The UCS system has lot of different components which work together. All these components’ working together seamlessly is what makes UCS look inherent. However a failure can happen at any point and this needs to be dealt with. This document tries to cover a broad set of failure situations; although not all situations are covered.
This document assumes that reader has basic knowledge about UCS components (e.g Fabric Interconnect, Fabric Extender, Chassis) and techniques like NIC teaming and SAN multi-pathing.
Understanding Fabric Failure
In a simple scenario of UCS system with a server with CNA card, following may happen:
a) FI failure : results in fabric failure for all connected UCS chassis
b) FEX failure : results in fabric failure for one UCS chassis
c) FI-FEX link failure : results in fabric failure for some of the servers within a UCS chassis (depending on number of servers and uplinks)
d) One CNA port failure : results in fabric failure for one server
In any of the above cases downtime can be eliminated by using redundant hardware and proper config.
When redundant hardware and proper configuration is in place, any failure will result in failover.
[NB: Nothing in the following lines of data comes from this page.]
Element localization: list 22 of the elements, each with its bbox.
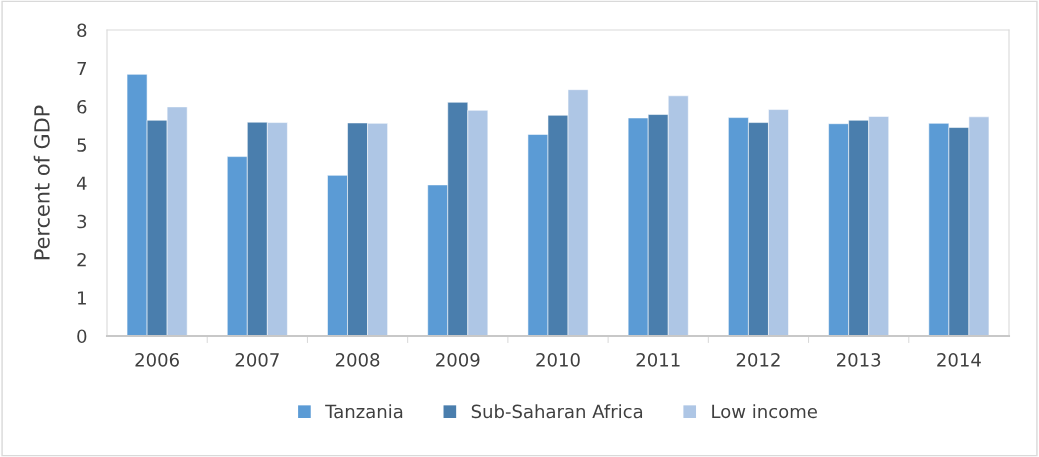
- x-tick-label: 2009: [436, 352, 480, 367]
- y-tick-label: 2: [77, 252, 86, 267]
- y-tick-label: 4: [76, 176, 87, 190]
- y-axis-title: Percent of GDP: [33, 105, 50, 260]
- x-tick-label: 2012: [736, 352, 780, 367]
- legend-label: Low income: [712, 404, 817, 419]
- y-tick-label: 8: [77, 23, 87, 38]
- legend-label: Sub-Saharan Africa: [471, 404, 643, 419]
- x-tick-label: 2006: [135, 352, 179, 367]
- y-tick-label: 7: [77, 61, 87, 76]
- x-tick-label: 2010: [536, 352, 580, 367]
- y-tick-label: 6: [77, 99, 87, 114]
- x-tick-label: 2014: [937, 352, 981, 367]
- y-tick-label: 5: [77, 138, 86, 152]
- y-tick-label: 1: [78, 291, 86, 305]
- x-tick-label: 2007: [235, 352, 279, 367]
- x-tick-label: 2011: [636, 352, 680, 367]
- y-tick-label: 0: [77, 329, 87, 344]
- legend-label: Tanzania: [325, 404, 403, 419]
- x-tick-label: 2013: [837, 352, 881, 367]
- y-tick-label: 3: [77, 214, 87, 229]
- x-tick-label: 2008: [335, 352, 380, 367]
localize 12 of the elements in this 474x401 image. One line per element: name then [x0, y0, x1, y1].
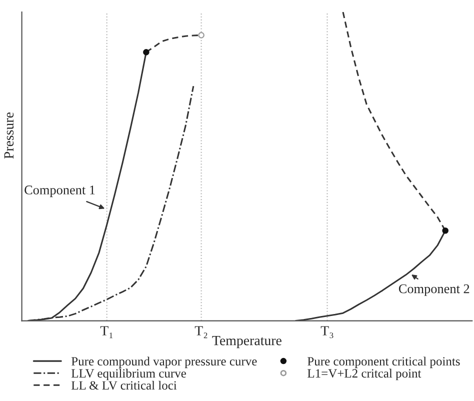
x-tick-label: T₂ — [194, 326, 208, 338]
legend-label: Pure compound vapor pressure curve — [71, 356, 257, 368]
x-tick-label: T₃ — [320, 326, 334, 338]
legend-label: LLV equilibrium curve — [71, 368, 186, 380]
legend-label: LL & LV critical loci — [71, 380, 177, 390]
x-axis-title: Temperature — [212, 336, 282, 348]
annotation: Component 1 — [24, 186, 95, 198]
x-tick-label: T₁ — [100, 326, 113, 338]
annotation: Component 2 — [398, 284, 470, 296]
y-axis-title: Pressure — [4, 112, 14, 159]
legend-label: Pure component critical points — [308, 356, 460, 368]
legend-label: L1=V+L2 critcal point — [308, 368, 422, 380]
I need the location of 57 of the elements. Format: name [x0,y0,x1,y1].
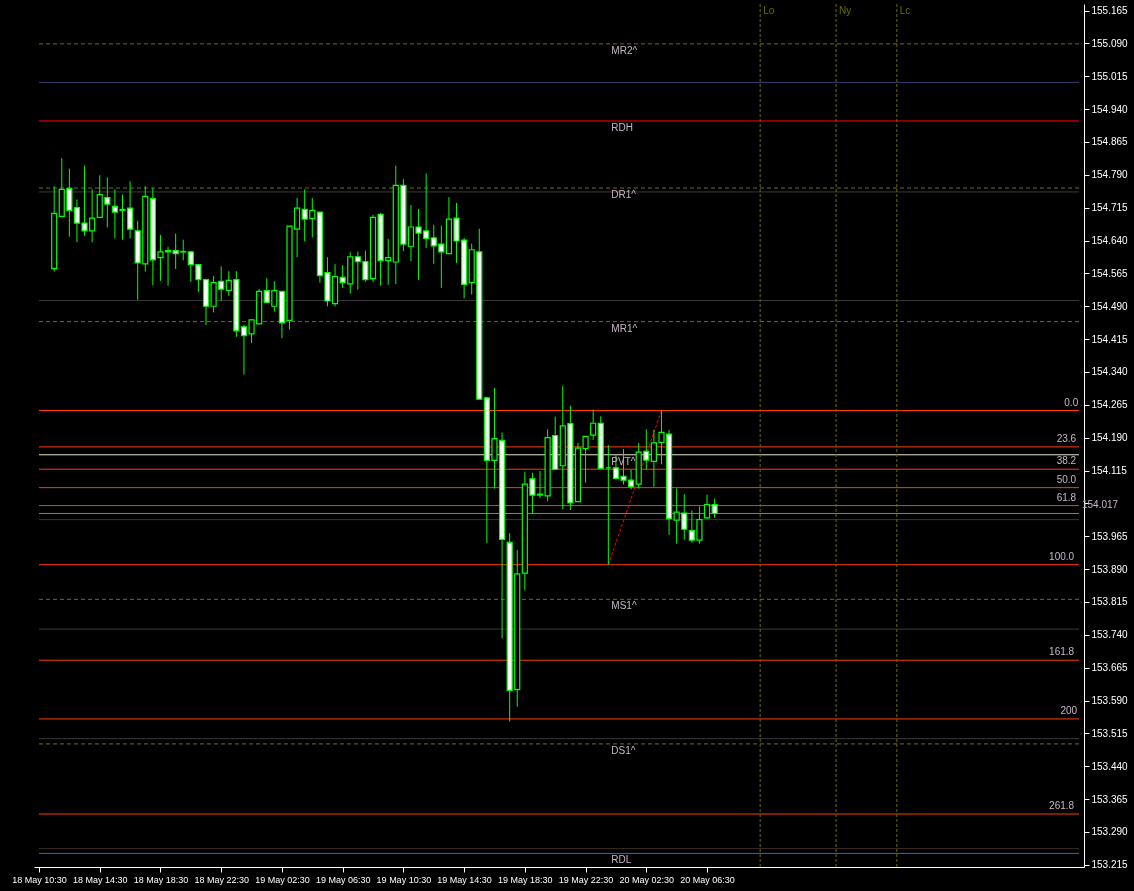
y-tick-label: 154.190 [1091,432,1129,444]
y-tick-label: 155.090 [1091,37,1129,49]
y-tick-label: 153.215 [1091,859,1129,871]
annotation: 61.8 [1056,491,1077,503]
annotation: 200 [1060,704,1078,716]
annotation: RDL [611,854,632,866]
x-tick-label: 19 May 18:30 [498,874,553,885]
x-tick-label: 20 May 06:30 [680,874,735,885]
x-tick-label: 19 May 22:30 [558,874,614,885]
y-tick-label: 154.565 [1091,267,1129,279]
y-tick-label: 153.290 [1091,826,1129,838]
y-tick-label: 153.365 [1091,793,1129,805]
y-tick-label: 154.940 [1091,103,1129,115]
y-tick-label: 154.115 [1091,465,1128,477]
y-tick-label: 153.665 [1091,662,1129,674]
x-tick-label: 18 May 10:30 [12,874,67,885]
y-tick-label: 154.790 [1091,169,1129,181]
annotation: MS1^ [611,600,637,612]
annotation: 100.0 [1049,550,1075,562]
annotation: 23.6 [1056,432,1077,444]
y-tick-label: 153.515 [1091,727,1129,739]
x-tick-label: 19 May 06:30 [315,874,371,885]
y-tick-label: 153.590 [1091,695,1129,707]
ref-line-label: Ny [839,5,852,16]
y-tick-label: 153.965 [1091,530,1129,542]
x-tick-label: 18 May 22:30 [194,874,249,885]
annotation: RDH [611,121,634,133]
x-tick-label: 18 May 14:30 [72,874,128,885]
y-tick-label: 154.340 [1091,366,1129,378]
y-tick-label: 155.015 [1091,70,1129,82]
x-tick-label: 19 May 14:30 [437,874,492,885]
annotation: 261.8 [1049,799,1075,811]
y-tick-label: 155.165 [1091,5,1129,17]
annotation: 50.0 [1056,473,1077,485]
x-tick-label: 19 May 02:30 [255,874,310,885]
ref-line-label: Lc [899,5,911,16]
y-tick-label: 154.265 [1091,399,1129,411]
x-tick-label: 18 May 18:30 [133,874,189,885]
y-tick-label: 153.740 [1091,629,1129,641]
y-tick-label: 154.640 [1091,235,1129,247]
y-tick-label: 154.865 [1091,136,1129,148]
y-tick-label: 153.890 [1091,563,1129,575]
y-tick-label: 154.715 [1091,202,1129,214]
ref-line-label: Lo [763,5,775,16]
annotation: 38.2 [1056,455,1077,467]
y-tick-label: 154.490 [1091,300,1129,312]
annotation: DS1^ [611,744,636,756]
y-tick-label: 153.440 [1091,760,1129,772]
y-tick-label: 154.415 [1091,333,1129,345]
y-tick-label: 153.815 [1091,596,1129,608]
x-tick-label: 20 May 02:30 [619,874,675,885]
annotation: DR1^ [611,188,637,200]
x-tick-label: 19 May 10:30 [376,874,432,885]
annotation: 161.8 [1049,646,1075,658]
annotation: 0.0 [1064,396,1079,408]
annotation: MR2^ [611,44,638,56]
annotation: MR1^ [611,322,638,334]
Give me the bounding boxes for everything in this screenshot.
The behaviour described below is for end-host mode only, since in switched mode the link status is not propagated.
a) One uplink of one FI fail : In this case UCS will re-pin the traffic to the remaining uplink to the FI.
b) Both uplinks of one FI fail or FI fails : In this case the corresponding server links will be shut since there is no uplink available on an FI. The FI will propagate link-down status to the adapter. Once adapter link-down status occurs, it is the responsibility of the operating system to re-pin traffic to the remaining NIC/HBA. The exception here is with Palo adapter (M71KR and M81KR) which supports fabric failover.
c) One uplink of one FEX fails : In this case the server blades pinned to the failed uplink will have the links shut. Although this applies only to UCS not having the new hardware FEX & FI, running 1.x or 2.x.
d) Both uplinks of one FEX fail or FEX fails : In this case all adapters on that fabric will lose network/storage connectivity. If host level redundancy is configured (NIC teaming and SAN multi-pathing) the traffic will be re-routed trough the other FEX.
e) One adapter fails : If this is the only adapter then connectivity will be lost. If a redundant adapter is available and host level redundancy is configured, the traffic will be re-routed through the other adapter. Some UCS adapters like M71KR and M81KR support fabric failover at adapter level, thus eliminating the need of host level redundancy configuration (NIC teaming). As in case of NIC teaming, this will detect any failure between the adapter and the FI uplink. However, SAN fabric design considerations must be considered for vHBA failover. In most situations it is discouraged to have vHBA fabric failover.